While the initial steps for the study, such as the creation of an advisory committee and the preparation of a Request For Proposals (RFP) were soon done, the process ran into a stout wall as the Buffalo Urban Renewal Agency has repeatedly failed to approve the funds for the study. Some BURA members have questioned whether the individuals who own the Terminal can receive the benefit of a city-funded study. (Do the names Seymour Knox III and Robert Rich, Jr. ring a bell?)
The study is being coordinated by Preservation Coalition member Scott Field, Housing Director at the Polish Community Center.

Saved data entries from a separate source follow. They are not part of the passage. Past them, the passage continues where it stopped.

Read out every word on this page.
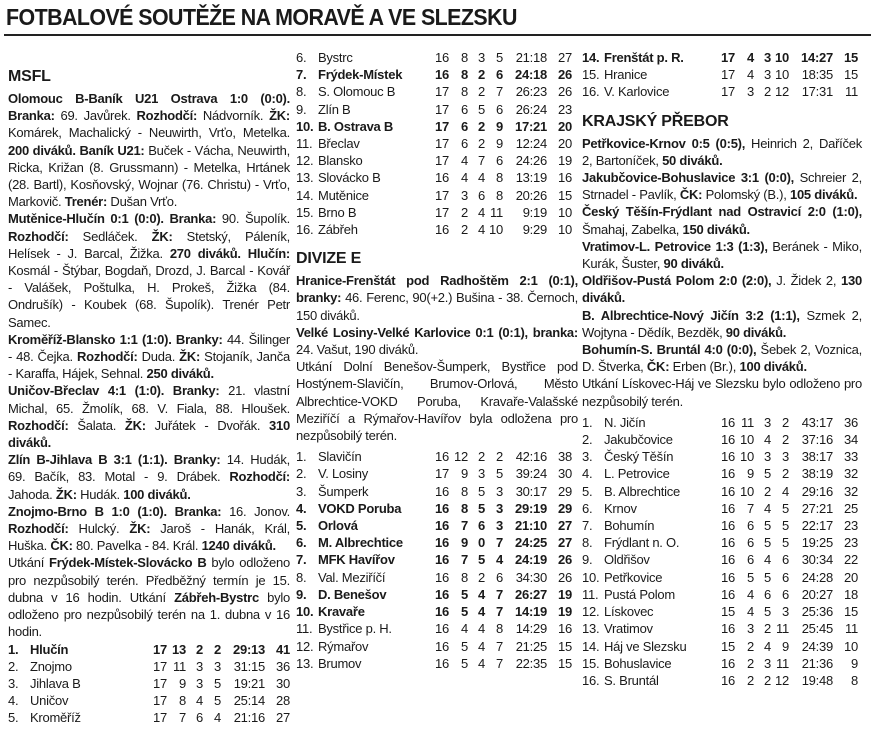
FOTBALOVÉ SOUTĚŽE NA MORAVĚ A VE SLEZSKU
MSFL

Olomouc B-Baník U21 Ostrava 1:0 (0:0). Branka: 69. Javůrek. Rozhodčí: Nádvorník. ŽK: Komárek, Machalický - Neuwirth, Vrťo, Metelka. 200 diváků. Baník U21: Buček - Vácha, Neuwirth, Ricka, Križan (8. Grussmann) - Metelka, Hrtánek (28. Bartl), Kosňovský, Wojnar (76. Christu) - Vrťo, Markovič. Trenér: Dušan Vrťo.

Mutěnice-Hlučín 0:1 (0:0). Branka: 90. Šupolík. Rozhodčí: Sedláček. ŽK: Stetský, Páleník, Helísek - J. Barcal, Žižka. 270 diváků. Hlučín: Kosmál - Štýbar, Bogdaň, Drozd, J. Barcal - Kovář - Valášek, Poštulka, H. Prokeš, Žižka (84. Ondrušík) - Koubek (68. Šupolík). Trenér Petr Samec.

Kroměříž-Blansko 1:1 (1:0). Branky: 44. Šilinger - 48. Čejka. Rozhodčí: Duda. ŽK: Stojaník, Janča - Karaffa, Hájek, Sehnal. 250 diváků.

Uničov-Břeclav 4:1 (1:0). Branky: 21. vlastní Michal, 65. Žmolík, 68. V. Fiala, 88. Hloušek. Rozhodčí: Šalata. ŽK: Juřátek - Dvořák. 310 diváků.

Zlín B-Jihlava B 3:1 (1:1). Branky: 14. Hudák, 69. Bačík, 83. Motal - 9. Drábek. Rozhodčí: Jahoda. ŽK: Hudák. 100 diváků.

Znojmo-Brno B 1:0 (1:0). Branka: 16. Jonov. Rozhodčí: Hulcký. ŽK: Jaroš - Hanák, Král, Huška. ČK: 80. Pavelka - 84. Král. 1240 diváků.

Utkání Frýdek-Místek-Slovácko B bylo odloženo pro nezpůsobilý terén. Předběžný termín je 15. dubna v 16 hodin. Utkání Zábřeh-Bystrc bylo odloženo pro nezpůsobilý terén na 1. dubna v 16 hodin.

1.	Hlučín	17	13	2	2	29:13	41
2.	Znojmo	17	11	3	3	31:15	36
3.	Jihlava B	17	9	3	5	19:21	30
4.	Uničov	17	8	4	5	25:14	28
5.	Kroměříž	17	7	6	4	21:16	27
6.	Bystrc	16	8	3	5	21:18	27
7.	Frýdek-Místek	16	8	2	6	24:18	26
8.	S. Olomouc B	17	8	2	7	26:23	26
9.	Zlín B	17	6	5	6	26:24	23
10.	B. Ostrava B	17	6	2	9	17:21	20
11.	Břeclav	17	6	2	9	12:24	20
12.	Blansko	17	4	7	6	24:26	19
13.	Slovácko B	16	4	4	8	13:19	16
14.	Mutěnice	17	3	6	8	20:26	15
15.	Brno B	17	2	4	11	9:19	10
16.	Zábřeh	16	2	4	10	9:29	10
DIVIZE E

Hranice-Frenštát pod Radhoštěm 2:1 (0:1), branky: 46. Ferenc, 90(+2.) Bušina - 38. Černoch, 150 diváků.

Velké Losiny-Velké Karlovice 0:1 (0:1), branka: 24. Vašut, 190 diváků.

Utkání Dolní Benešov-Šumperk, Bystřice pod Hostýnem-Slavičín, Brumov-Orlová, Město Albrechtice-VOKD Poruba, Kravaře-Valašské Meziříčí a Rýmařov-Havířov byla odložena pro nezpůsobilý terén.

1.	Slavičín	16	12	2	2	42:16	38
2.	V. Losiny	17	9	3	5	39:24	30
3.	Šumperk	16	8	5	3	30:17	29
4.	VOKD Poruba	16	8	5	3	29:19	29
5.	Orlová	16	7	6	3	21:10	27
6.	M. Albrechtice	16	9	0	7	24:25	27
7.	MFK Havířov	16	7	5	4	24:19	26
8.	Val. Meziříčí	16	8	2	6	34:30	26
9.	D. Benešov	16	5	4	7	26:27	19
10.	Kravaře	16	5	4	7	14:19	19
11.	Bystřice p. H.	16	4	4	8	14:29	16
12.	Rýmařov	16	5	4	7	21:25	15
13.	Brumov	16	5	4	7	22:35	15
14.	Frenštát p. R.	17	4	3	10	14:27	15
15.	Hranice	17	4	3	10	18:35	15
16.	V. Karlovice	17	3	2	12	17:31	11
KRAJSKÝ PŘEBOR

Petřkovice-Krnov 0:5 (0:5), Heinrich 2, Daříček 2, Bartoníček, 50 diváků.

Jakubčovice-Bohuslavice 3:1 (0:0), Schreier 2, Strnadel - Pavlík, ČK: Polomský (B.), 105 diváků.

Český Těšín-Frýdlant nad Ostravicí 2:0 (1:0), Šmahaj, Zabelka, 150 diváků.

Vratimov-L. Petrovice 1:3 (1:3), Beránek - Miko, Kurák, Šuster, 90 diváků.

Oldřišov-Pustá Polom 2:0 (2:0), J. Židek 2, 130 diváků.

B. Albrechtice-Nový Jičín 3:2 (1:1), Szmek 2, Wojtyna - Dědík, Bezděk, 90 diváků.

Bohumín-S. Bruntál 4:0 (0:0), Šebek 2, Voznica, D. Štverka, ČK: Erben (Br.), 100 diváků.

Utkání Lískovec-Háj ve Slezsku bylo odloženo pro nezpůsobilý terén.

1.	N. Jičín	16	11	3	2	43:17	36
2.	Jakubčovice	16	10	4	2	37:16	34
3.	Český Těšín	16	10	3	3	38:17	33
4.	L. Petrovice	16	9	5	2	38:19	32
5.	B. Albrechtice	16	10	2	4	29:16	32
6.	Krnov	16	7	4	5	27:21	25
7.	Bohumín	16	6	5	5	22:17	23
8.	Frýdlant n. O.	16	6	5	5	19:25	23
9.	Oldřišov	16	6	4	6	30:34	22
10.	Petřkovice	16	5	5	6	24:28	20
11.	Pustá Polom	16	4	6	6	20:27	18
12.	Lískovec	15	4	5	3	25:36	15
13.	Vratimov	16	3	2	11	25:45	11
14.	Háj ve Slezsku	15	2	4	9	24:39	10
15.	Bohuslavice	16	2	3	11	21:36	9
16.	S. Bruntál	16	2	2	12	19:48	8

Revamped RR stations draw crowds
Speaking of huge railroad stations, a crowd of 65 people gathered at the Spaghetti Warehouse on October 1 for a lecture on railroad station rehabilitation projects nationally.
The peripatetic Council member Franczyk was also present to give a Central Terminal update. So protracted and multifaceted has the process been, that in explaining it, the prolix politico resorted to the words deus ex machina, Machiavellian, labyrinthine, and Byzantine in the same sentence. And he wasn't talking about the architects. Franczyk indicated the city could take the building back in a tax foreclosure as early as Oct. 23, but is unlikely to do so because of liability concerns. Further, a lawsuit by the owners against the IRS to force it to comply with federal law and move into the building is now before a federal court.
Utica architect Michael Bosak, who has studied railroad stations nationally and is writing a book on Utica's Beaux Arts Wunderstation, showed examples of station adaptive reuses in Chattanooga, Indianapolis, Cincinnati, St. Louis, Kansas City, Washington, and Albany. Afterward he said he just as easily could have shown slides of small town rehabs or large city stations that continue as active stations. Some were close to downtown, some were distant. Some cost $10,000,000, some cost $160,000,000. Some were done with relative sophistication, some were “imaginative.”
Each one was viewed as a money-sucking white elephant: plaster falling, rainwater pooling on floors after falling through stripped roofs, etc. He made reference to the station in Portland, Me. that was toppled in 1961, a fact that brings blood to a boil in Portland even today, where stores sell posters and postcards of the demolition. Urban planner Alex Herlovitch related the history and meaning of railroad stations in general.